Anyway. I figured this book was going to be a play-by-play of my twenties. And it was. Indie rockers? Check. Felons? Trust Funders? Hipsters? Check, check, check. Anyone dating in New York for more than a year has a handful of stories just like these. In fact, aside from the one about the pornographer, I could probably go toe-to-toe with Ms. Klausner. And unless she also dated a high school basketball coach with a possible drug problem who thew a lime wedge at her when she tried to break up with him at a taqueria, I could win at least one round.
I think that’s supposed to be the point. That readers can nod along with each chapter and say, “Well at least I’m not the only one.” Because, here, in this book, we meet a smart, successful, beautiful woman with good taste and a clean apartment and she’s having a really hard time finding someone who recognizes her for even half of those things.
And that worked for the first hundred pages or so. But then it started to bother me. Because, at some point, I had to admit that one person simply cannot be that unlucky. It’s statistically impossible for a reasonable woman to meet so many losers and lunatics and slobs. I hate to say it, but when someone drones on about ten years of dating struggles, I have to point out that there’s a common denominator and it’s you. And I don’t mean you as in, “You just haven’t met the right person yet!” I mean you as in, “You are doing this to yourself.” Sometimes the reason why you’re alone is not because every guy you meet ends up being a total moron – it’s because you just don’t want to be with anyone, most likely because your priorities lie elsewhere. And if I think that’s true of the writer, then it must also be true of me.
Here’s my confession: For the past several years, I was terrified that I would meet someone in New York who I actually wanted to be with and who also wanted to be with me.
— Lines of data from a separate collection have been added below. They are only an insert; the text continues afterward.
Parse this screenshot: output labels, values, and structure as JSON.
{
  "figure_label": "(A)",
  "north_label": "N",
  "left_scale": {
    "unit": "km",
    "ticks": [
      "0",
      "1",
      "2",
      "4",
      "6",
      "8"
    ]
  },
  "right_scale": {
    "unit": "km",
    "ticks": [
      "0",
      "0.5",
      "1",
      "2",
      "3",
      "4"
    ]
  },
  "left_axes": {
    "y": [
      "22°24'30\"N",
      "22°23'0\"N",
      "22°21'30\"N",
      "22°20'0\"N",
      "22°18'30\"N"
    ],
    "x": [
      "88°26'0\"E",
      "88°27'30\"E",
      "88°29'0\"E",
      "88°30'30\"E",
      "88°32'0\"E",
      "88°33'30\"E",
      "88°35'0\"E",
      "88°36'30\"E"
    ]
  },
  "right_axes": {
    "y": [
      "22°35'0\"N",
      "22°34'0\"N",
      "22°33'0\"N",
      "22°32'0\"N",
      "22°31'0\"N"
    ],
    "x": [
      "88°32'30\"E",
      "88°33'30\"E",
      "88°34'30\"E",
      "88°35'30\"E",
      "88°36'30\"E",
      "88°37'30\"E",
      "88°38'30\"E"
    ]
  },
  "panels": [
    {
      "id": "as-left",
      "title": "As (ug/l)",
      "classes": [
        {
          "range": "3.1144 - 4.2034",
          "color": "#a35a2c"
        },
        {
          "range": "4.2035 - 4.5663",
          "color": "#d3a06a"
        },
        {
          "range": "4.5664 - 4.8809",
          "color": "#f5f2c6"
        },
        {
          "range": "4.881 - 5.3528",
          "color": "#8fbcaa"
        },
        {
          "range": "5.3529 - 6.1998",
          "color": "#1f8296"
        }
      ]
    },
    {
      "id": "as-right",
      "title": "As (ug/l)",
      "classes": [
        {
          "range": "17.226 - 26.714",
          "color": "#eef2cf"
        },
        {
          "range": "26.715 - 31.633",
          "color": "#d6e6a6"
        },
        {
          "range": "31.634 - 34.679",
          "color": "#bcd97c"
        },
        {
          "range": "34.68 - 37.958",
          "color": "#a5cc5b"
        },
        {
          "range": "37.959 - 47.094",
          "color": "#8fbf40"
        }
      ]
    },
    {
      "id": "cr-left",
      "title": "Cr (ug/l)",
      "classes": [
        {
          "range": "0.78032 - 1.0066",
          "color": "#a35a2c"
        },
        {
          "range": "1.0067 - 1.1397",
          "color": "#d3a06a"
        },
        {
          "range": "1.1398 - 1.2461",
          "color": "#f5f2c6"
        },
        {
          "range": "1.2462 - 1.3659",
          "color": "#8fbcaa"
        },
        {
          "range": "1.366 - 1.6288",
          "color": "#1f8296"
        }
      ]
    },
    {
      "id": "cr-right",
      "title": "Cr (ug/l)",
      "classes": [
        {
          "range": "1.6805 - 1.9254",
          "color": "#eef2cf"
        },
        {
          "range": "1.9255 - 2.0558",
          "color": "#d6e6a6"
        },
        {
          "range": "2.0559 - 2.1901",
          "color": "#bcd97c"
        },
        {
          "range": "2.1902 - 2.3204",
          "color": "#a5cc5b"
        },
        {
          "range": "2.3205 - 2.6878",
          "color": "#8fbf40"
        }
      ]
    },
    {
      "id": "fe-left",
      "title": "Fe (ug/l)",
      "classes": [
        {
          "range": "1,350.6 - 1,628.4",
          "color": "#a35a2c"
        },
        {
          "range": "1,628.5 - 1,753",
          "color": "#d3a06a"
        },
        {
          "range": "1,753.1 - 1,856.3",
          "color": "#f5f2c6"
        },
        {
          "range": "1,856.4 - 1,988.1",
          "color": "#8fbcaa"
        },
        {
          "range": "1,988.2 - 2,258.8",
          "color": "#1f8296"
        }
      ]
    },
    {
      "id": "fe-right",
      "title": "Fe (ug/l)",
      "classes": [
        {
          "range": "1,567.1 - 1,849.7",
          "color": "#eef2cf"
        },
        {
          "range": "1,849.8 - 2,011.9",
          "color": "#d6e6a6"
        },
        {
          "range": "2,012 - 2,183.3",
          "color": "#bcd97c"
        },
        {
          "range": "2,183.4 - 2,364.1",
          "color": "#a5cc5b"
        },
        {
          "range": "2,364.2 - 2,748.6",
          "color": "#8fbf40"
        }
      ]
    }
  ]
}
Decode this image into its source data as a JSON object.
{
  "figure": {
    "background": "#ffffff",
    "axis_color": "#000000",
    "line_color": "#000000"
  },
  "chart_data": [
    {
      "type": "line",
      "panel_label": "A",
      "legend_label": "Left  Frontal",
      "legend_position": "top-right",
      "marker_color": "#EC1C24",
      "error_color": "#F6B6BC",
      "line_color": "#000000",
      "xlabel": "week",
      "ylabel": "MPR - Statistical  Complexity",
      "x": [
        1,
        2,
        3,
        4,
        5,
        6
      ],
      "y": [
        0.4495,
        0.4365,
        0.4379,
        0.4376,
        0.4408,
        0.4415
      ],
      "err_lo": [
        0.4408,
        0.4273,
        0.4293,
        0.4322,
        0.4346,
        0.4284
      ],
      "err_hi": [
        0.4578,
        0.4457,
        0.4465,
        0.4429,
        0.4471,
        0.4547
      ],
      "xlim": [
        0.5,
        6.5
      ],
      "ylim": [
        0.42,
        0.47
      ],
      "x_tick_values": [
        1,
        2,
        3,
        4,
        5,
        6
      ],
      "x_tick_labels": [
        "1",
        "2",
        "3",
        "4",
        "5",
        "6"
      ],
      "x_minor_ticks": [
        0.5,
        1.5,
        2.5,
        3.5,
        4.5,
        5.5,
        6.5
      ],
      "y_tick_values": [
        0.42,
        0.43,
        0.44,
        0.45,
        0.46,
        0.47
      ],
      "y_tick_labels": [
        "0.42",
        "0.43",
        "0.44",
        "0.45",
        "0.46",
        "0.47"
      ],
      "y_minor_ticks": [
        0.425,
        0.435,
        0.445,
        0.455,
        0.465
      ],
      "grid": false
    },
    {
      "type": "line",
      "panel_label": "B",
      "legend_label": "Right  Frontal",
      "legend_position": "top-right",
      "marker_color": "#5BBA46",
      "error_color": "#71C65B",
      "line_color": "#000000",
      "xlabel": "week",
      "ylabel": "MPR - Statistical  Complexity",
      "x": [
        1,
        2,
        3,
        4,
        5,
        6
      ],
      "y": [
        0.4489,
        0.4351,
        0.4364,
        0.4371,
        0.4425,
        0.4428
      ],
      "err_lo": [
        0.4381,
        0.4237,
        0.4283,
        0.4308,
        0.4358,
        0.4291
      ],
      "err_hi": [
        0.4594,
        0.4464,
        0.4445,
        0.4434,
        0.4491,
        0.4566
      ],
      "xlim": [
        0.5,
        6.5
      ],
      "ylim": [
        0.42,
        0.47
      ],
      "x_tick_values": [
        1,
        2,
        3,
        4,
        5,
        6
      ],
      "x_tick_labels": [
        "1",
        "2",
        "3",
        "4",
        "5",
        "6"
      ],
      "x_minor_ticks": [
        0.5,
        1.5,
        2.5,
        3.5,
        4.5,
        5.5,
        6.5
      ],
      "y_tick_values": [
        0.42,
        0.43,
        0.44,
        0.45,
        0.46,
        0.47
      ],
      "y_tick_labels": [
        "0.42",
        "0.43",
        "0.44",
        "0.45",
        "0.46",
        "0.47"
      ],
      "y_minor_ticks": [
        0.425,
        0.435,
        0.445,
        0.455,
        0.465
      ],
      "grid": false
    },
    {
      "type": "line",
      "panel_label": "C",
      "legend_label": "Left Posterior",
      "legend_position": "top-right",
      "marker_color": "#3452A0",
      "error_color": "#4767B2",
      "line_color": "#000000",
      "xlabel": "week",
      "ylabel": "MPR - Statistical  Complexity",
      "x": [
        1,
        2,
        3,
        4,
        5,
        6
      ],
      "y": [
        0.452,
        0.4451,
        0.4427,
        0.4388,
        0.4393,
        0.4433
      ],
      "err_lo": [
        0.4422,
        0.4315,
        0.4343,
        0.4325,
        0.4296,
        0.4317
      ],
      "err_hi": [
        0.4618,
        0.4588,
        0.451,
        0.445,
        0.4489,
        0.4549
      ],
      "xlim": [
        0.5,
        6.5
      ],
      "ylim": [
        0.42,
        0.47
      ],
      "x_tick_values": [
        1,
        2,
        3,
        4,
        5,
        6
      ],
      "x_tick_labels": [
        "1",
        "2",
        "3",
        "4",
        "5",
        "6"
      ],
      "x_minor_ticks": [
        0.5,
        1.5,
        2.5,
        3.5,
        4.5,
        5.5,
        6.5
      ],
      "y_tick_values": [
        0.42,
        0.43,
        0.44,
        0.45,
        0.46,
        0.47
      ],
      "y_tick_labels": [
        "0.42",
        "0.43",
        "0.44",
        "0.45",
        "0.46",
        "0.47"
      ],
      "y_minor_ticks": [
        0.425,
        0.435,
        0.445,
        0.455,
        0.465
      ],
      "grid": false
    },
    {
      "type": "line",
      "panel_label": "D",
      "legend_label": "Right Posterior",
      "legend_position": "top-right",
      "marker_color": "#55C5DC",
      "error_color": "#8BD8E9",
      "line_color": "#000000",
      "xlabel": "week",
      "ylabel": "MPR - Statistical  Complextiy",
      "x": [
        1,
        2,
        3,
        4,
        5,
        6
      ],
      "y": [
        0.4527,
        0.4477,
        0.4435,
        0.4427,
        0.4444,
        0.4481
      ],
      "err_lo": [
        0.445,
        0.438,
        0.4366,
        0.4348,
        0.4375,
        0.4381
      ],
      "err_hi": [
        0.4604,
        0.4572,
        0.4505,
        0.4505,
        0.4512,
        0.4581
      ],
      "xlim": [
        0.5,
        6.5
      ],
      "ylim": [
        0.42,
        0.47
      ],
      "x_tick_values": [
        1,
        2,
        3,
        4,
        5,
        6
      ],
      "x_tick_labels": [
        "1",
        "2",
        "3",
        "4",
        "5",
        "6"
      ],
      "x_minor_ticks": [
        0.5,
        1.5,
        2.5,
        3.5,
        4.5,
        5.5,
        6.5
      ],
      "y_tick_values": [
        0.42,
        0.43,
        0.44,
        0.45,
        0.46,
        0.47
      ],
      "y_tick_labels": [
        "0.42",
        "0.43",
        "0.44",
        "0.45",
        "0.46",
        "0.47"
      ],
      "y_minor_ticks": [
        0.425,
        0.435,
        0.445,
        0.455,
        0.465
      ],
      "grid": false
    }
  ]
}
Because then I might have to make a choice – between staying in a city I didn’t like and keeping my life more or less as it was or having the option to do what I needed to make it better. (That I might meet someone who would help me do the latter never even occurred to me, which says a lot about the pool I was choosing from… and me.)
In any case, it wasn’t until I actually left that I realized that the people I dated whose company I enjoyed were those who were living the life I wanted – people who had the opportunity to travel often; people who wrote books and sold them; people who enjoyed their job and talked about their workday without first saying, “Let me get a drink.” It was all very attractive and more than once, I was ready to settle for someone who had what I was looking for. I had stalled on getting the life I wanted, so I figured I might as well try to get it by proxy.
That didn’t work.
And thank God because now here we are – typing in a public square in Barcelona and slowing working through that list of attributes and accomplishments I found so alluring in others.
And that’s sort of what I pieced together from I Don’t Care About Your Band. She wasn’t unlucky, she was just distracted. Regardless of whether or not that’s actually true, I was disappointed that she glossed over her own happy ending in the last couple of pages. Not just because I felt cheated to not get to meet this great guy that she found, but because I wanted to hear about how things were once she came out on the other side of all that shit.
But I guess I’ll have to follow my own advice. I’ll just have to write my own book and do it better.